A global, black box optimization engine for real world metric optimization.
Other
1.3k stars 139 forks source link

UCB1 and UCB1-tuned algorithm have sample_arm.total and number_sampled parameters reversed #432

Closed serchaos closed 9 years ago

serchaos commented 9 years ago

In the UCB1 and UCB1-tuned algorithm implementations, the calculation of the upper confidence bound should include the term ( sqrt( 2.0 * ( ln (bandit_trials ) / arm_trials ) ).

The implementation here flips (bandit_trials) and (arm_trials) in the calculation of this term. The risk here is that arms without trials (or arms with very few pulls) aren't reevaluated as often, and the bandit has a higher risk of selecting a non-optimal arm early on.

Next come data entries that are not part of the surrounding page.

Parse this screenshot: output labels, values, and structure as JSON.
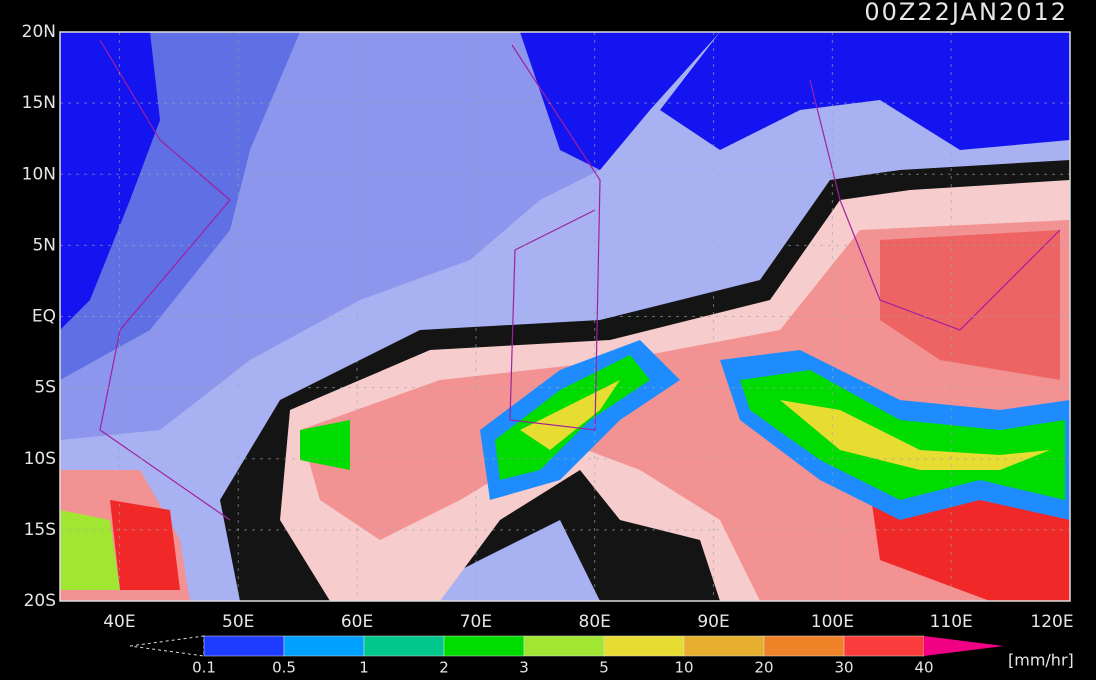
{
  "header": {
    "timestamp": "00Z22JAN2012"
  },
  "axes": {
    "lat_labels": [
      "20N",
      "15N",
      "10N",
      "5N",
      "EQ",
      "5S",
      "10S",
      "15S",
      "20S"
    ],
    "lon_labels": [
      "40E",
      "50E",
      "60E",
      "70E",
      "80E",
      "90E",
      "100E",
      "110E",
      "120E"
    ]
  },
  "legend": {
    "levels": [
      "0.1",
      "0.5",
      "1",
      "2",
      "3",
      "5",
      "10",
      "20",
      "30",
      "40"
    ],
    "colors": [
      "#1e3cff",
      "#00a0ff",
      "#00c88c",
      "#00dc00",
      "#a0e632",
      "#e6dc32",
      "#e6af2d",
      "#f08228",
      "#fa3c3c",
      "#f00082"
    ],
    "unit": "[mm/hr]"
  }
}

https://github.com/Yelp/MOE/blob/master/moe/bandit/ucb/ucb1.py#L64-L65 https://github.com/Yelp/MOE/blob/master/moe/bandit/ucb/ucb1_tuned.py#L78-L79 (sorry, not sure how to insert a gist into this issue)

Reference: http://homes.di.unimi.it/~cesabian/Pubblicazioni/ml-02.pdf, pages 3 & 11.

The algorithm is also stated correctly in the docstrings under the method, just implemented wrong. Is there a specific reason for this?

I have a pull request + test ready to go if this is a genuine issue.

sc932 commented 9 years ago

I think this is a bug, good catch. I'd be happy to pull in your tested branch, thanks!